Nevertheless, the part of the post that particularly sparked my thoughts was really just this bit near the beginning: “During our official relationship we were not best friends, and our sex life was good but lacked some trust. After our breakup – and time passing – we became best friends and our sex life was awesome.” Of course, MyDevina is absolutely right and it does take time to develop a “oneness” – a mutual understanding that can result in incredible closeness. Even if your new significant other is going to turn out to be the much talked about and (certainly for some of us) perhaps mythical soul-mate of your life, you’re not going to immediately have that sort of intuition with someone you don’t yet really know, are you?

To me, there are a number of conclusions that could be drawn from all that. In the first place, one could, of course, say that best friends have better sex, but we know that’s not true because strangers who meet in the night can have awesome sex and best friends might want entirely different things in bed anyway. I think that a generosity of spirit is far more important – wanting to give pleasure as much as just wanting to selfishly enjoy it (mixed together with a hefty dose of experience and knowledge of the mechanics involved for the opposite sex of course). That, though, is an attitude that best friends are more likely to feel and exhibit, don’t you think?

However, more importantly in my opinion, is the question this raises about relationships and our expectations from them. One thing that many women go on about endlessly (not unreasonably and I’ve mentioned this before) is the subject of honesty. I have often wondered if the reality isn’t that, if we could all be totally honest about our wants and desires without pressure from others, preconceived ideas about artificial “right and wrong” conventions and what we should have, feel and expect, most women simply want something very different from a relationship than most men. I don’t mean by that just physical side either – not just the old cliché “he only wants me for one thing”, though I don’t see what’s wrong with that either – it’s solely the dishonesty involved that makes it unacceptable, in my opinion. The difficulty with that is, of course, the guy who’s totally honest and says at the outset that, “it’s just sex and I don’t want to wake up in the morning next to you” isn’t going to get laid very often, is he? Or at least not with the average woman he might find attractive when they have both grown up with their current fixed ideas about conventional relationships.

But, as I said, it’s not just about the sex. Doesn’t the piece I quoted suggest that, when you’ve gone through the initial relationship bit and it hasn’t worked out, but you actually like the ex, then the pressure’s off? Thus, you can at last be yourselves – both of you! Gone is the (self inflicted) need to pretend that you feel or want something different from what you do because you know it’s what the other wants and, if you actually had something special together, even though it wasn’t all each of you wanted, that part where you were great together can flourish and become wonderful.

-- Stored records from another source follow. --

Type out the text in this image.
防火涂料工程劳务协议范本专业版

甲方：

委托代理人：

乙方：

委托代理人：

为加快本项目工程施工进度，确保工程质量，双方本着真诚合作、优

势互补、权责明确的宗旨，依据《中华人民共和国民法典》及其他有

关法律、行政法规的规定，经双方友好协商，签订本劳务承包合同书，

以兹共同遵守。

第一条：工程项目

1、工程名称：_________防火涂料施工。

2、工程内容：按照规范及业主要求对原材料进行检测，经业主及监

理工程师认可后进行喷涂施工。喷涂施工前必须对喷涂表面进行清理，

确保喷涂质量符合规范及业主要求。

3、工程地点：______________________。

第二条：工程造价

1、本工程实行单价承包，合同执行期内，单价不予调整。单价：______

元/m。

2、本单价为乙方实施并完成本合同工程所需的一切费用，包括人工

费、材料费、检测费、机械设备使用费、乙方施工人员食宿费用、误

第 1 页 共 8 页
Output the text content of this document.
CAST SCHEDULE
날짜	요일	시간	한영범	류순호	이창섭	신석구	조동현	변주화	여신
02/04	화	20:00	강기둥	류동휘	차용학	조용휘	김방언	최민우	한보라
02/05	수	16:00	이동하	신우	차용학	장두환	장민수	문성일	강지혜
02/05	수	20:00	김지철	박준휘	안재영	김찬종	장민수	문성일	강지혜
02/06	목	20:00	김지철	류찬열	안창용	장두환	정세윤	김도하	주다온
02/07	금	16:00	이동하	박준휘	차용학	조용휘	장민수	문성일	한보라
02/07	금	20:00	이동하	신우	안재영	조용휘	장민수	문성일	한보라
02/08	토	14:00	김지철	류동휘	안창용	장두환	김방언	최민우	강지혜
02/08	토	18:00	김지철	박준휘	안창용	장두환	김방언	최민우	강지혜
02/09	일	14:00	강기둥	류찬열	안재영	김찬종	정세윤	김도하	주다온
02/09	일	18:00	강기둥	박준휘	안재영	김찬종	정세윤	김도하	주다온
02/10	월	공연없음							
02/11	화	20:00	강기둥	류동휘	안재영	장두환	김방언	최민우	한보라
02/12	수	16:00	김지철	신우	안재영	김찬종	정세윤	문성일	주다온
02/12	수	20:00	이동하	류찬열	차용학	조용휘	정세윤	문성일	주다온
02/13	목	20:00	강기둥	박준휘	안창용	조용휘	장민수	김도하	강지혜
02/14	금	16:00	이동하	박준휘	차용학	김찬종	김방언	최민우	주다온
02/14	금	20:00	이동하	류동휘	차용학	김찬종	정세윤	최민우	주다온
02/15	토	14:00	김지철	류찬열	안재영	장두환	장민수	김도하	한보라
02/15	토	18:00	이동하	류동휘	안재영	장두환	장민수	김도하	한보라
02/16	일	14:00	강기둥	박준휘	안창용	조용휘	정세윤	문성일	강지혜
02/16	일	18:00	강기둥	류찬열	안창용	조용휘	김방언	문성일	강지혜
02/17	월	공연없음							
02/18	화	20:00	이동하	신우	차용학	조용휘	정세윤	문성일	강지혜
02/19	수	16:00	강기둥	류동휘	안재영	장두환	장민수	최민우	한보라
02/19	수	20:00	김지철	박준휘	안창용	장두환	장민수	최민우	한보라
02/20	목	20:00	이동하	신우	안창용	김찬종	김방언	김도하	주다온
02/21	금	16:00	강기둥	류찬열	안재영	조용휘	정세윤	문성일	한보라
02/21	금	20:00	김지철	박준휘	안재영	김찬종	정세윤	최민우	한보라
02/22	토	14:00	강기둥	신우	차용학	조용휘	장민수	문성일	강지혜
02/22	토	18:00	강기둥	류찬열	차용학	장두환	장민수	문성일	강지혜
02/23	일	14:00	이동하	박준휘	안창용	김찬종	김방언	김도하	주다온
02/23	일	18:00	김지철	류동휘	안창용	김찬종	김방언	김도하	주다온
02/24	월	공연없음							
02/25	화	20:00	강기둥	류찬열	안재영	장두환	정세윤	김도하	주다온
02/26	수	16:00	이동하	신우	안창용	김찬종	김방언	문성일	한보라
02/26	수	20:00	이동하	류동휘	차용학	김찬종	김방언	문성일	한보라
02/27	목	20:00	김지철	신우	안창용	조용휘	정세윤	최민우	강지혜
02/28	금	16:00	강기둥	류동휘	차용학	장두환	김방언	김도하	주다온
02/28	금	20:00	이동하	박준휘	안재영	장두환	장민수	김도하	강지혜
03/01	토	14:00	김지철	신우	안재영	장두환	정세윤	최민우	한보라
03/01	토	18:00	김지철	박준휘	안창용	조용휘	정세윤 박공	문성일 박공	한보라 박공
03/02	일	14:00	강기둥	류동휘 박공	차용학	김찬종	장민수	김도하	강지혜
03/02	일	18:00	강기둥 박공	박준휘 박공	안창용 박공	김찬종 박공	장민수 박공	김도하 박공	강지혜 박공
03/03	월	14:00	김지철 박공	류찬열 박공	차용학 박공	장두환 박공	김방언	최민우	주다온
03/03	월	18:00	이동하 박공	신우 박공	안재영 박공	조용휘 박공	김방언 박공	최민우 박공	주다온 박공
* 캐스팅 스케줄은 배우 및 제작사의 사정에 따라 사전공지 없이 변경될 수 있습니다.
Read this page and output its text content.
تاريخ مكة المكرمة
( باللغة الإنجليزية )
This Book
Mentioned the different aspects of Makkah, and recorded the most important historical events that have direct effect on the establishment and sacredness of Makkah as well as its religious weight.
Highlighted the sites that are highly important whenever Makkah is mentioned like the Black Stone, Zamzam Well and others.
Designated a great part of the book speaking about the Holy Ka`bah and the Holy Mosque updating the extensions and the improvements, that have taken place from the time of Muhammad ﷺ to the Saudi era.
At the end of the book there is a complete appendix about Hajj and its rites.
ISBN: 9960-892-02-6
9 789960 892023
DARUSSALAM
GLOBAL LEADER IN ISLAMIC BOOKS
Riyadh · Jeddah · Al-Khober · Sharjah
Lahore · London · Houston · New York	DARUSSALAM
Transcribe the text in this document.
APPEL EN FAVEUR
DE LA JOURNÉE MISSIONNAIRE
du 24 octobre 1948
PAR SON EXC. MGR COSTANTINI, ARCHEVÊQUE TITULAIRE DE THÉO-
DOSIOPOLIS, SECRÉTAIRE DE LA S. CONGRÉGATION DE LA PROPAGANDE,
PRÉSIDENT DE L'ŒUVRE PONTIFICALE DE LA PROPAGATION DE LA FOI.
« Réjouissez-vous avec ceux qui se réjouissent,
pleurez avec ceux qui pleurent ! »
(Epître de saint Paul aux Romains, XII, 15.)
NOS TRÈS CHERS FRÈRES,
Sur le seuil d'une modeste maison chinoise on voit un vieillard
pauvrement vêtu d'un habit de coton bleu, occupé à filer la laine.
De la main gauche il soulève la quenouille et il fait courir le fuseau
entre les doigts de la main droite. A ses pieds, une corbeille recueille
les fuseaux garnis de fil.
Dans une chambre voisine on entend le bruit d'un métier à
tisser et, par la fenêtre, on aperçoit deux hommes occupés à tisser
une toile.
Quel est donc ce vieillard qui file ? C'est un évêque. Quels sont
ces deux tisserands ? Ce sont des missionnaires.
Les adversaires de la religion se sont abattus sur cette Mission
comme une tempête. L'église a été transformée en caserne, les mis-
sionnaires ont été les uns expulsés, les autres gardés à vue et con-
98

Everyone’s different, of course, and so is every relationship, but aren’t our preconceptions and the conventions we have grown up with and acquired since, the real problem with many if not most relationships that don’t work out long term? Do we in fact just expect too damned much from others and even from life itself? Perhaps the perfect life – the “American dream” if you like (for my friends in the US) – is just an ideal that most of us will seek and not actually find. If you have found it, then good luck to you and my advice for what it’s worth is to hang onto it for dear life. Do, though, just take the time and trouble to “read between the lines” to make sure that your partner really does view your relationship in the same light, whatever he or she says – honesty cuts both ways!